Rísia está voltando para a cidade natal de sua mãe, Tejucopapo, em uma viagem que dura nove meses, uma gestação, para encontrar a ancestralidade, para se unir às guerreiras, reaprender o orgulho, reacender a coragem e lutar uma nova luta. São outras as batalhas agora. Exilada em São Paulo, percebe-se desterrada também em Tejucopapo, não tem mais o sotaque nordestino em São Paulo nem em Tejucopapo. Qual é sua identidade? O que ela se tornou? Pertence a quê? É uma viagem de descobertas. Por isso Rísia precisa falar em uma língua que não é e nunca foi sua, o inglês. Ela quer escrever uma carta para a mãe, mas precisa ser em um idioma estrangeiro, ela precisa se livrar de tudo o que aprendeu, para reaprender a si própria. Para apreender.

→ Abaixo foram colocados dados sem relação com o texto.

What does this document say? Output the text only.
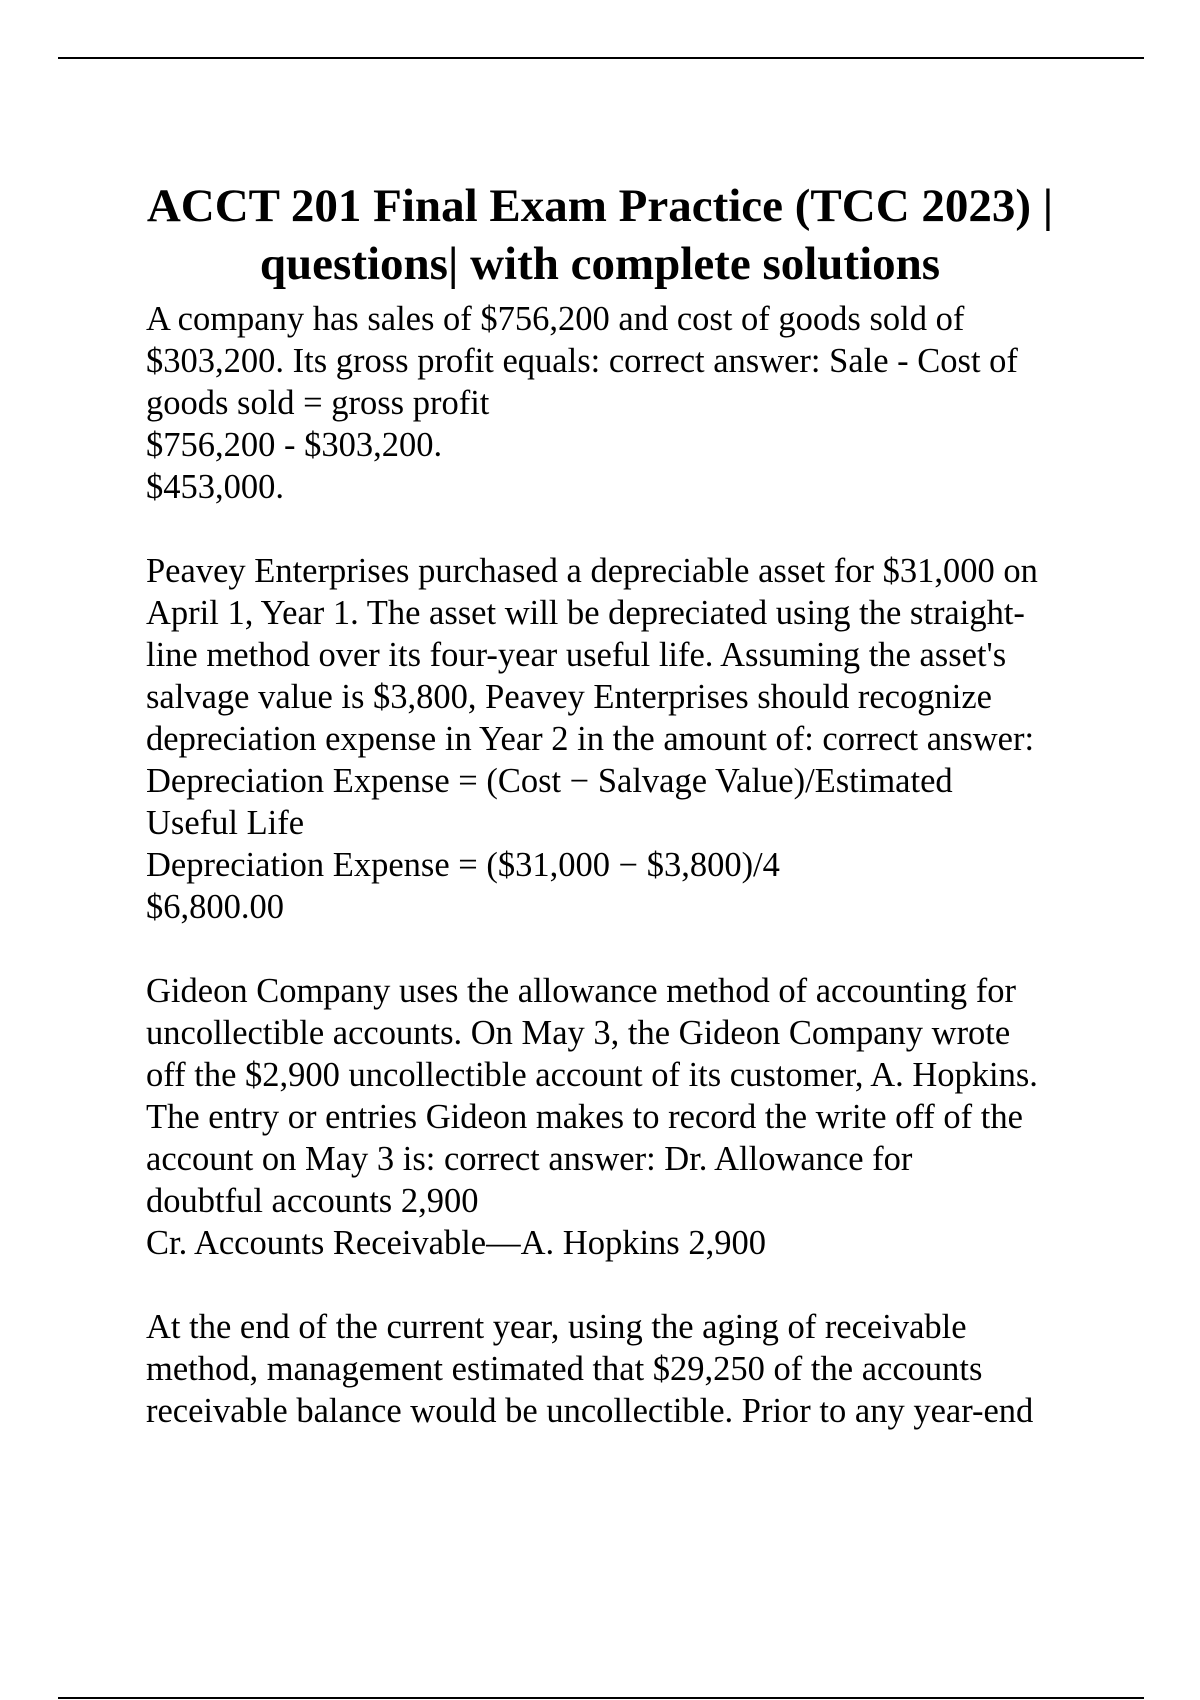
ACCT 201 Final Exam Practice (TCC 2023) |
questions| with complete solutions

A company has sales of $756,200 and cost of goods sold of
$303,200. Its gross profit equals: correct answer: Sale - Cost of
goods sold = gross profit
$756,200 - $303,200.
$453,000.

Peavey Enterprises purchased a depreciable asset for $31,000 on
April 1, Year 1. The asset will be depreciated using the straight-
line method over its four-year useful life. Assuming the asset's
salvage value is $3,800, Peavey Enterprises should recognize
depreciation expense in Year 2 in the amount of: correct answer:
Depreciation Expense = (Cost − Salvage Value)/Estimated
Useful Life
Depreciation Expense = ($31,000 − $3,800)/4
$6,800.00

Gideon Company uses the allowance method of accounting for
uncollectible accounts. On May 3, the Gideon Company wrote
off the $2,900 uncollectible account of its customer, A. Hopkins.
The entry or entries Gideon makes to record the write off of the
account on May 3 is: correct answer: Dr. Allowance for
doubtful accounts 2,900
Cr. Accounts Receivable—A. Hopkins 2,900

At the end of the current year, using the aging of receivable
method, management estimated that $29,250 of the accounts
receivable balance would be uncollectible. Prior to any year-end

A linguagem traz elementos da oralidade, é dinâmica, usa repetições como forma de marcar território, de enfatizar sentimentos, para mostrar que Rísia não é só revolta, não é só violência, é ternura também.

O livro é tão denso que pode ser estudado sob diversas perspectivas – a questão da literatura feminina (ou feminista), o patriarcado, a negritude, o estilo, a oralidade, entre outras. Acima de tudo é uma obra de arte, como mencionado aqui, e merece também a leitura sob este viés.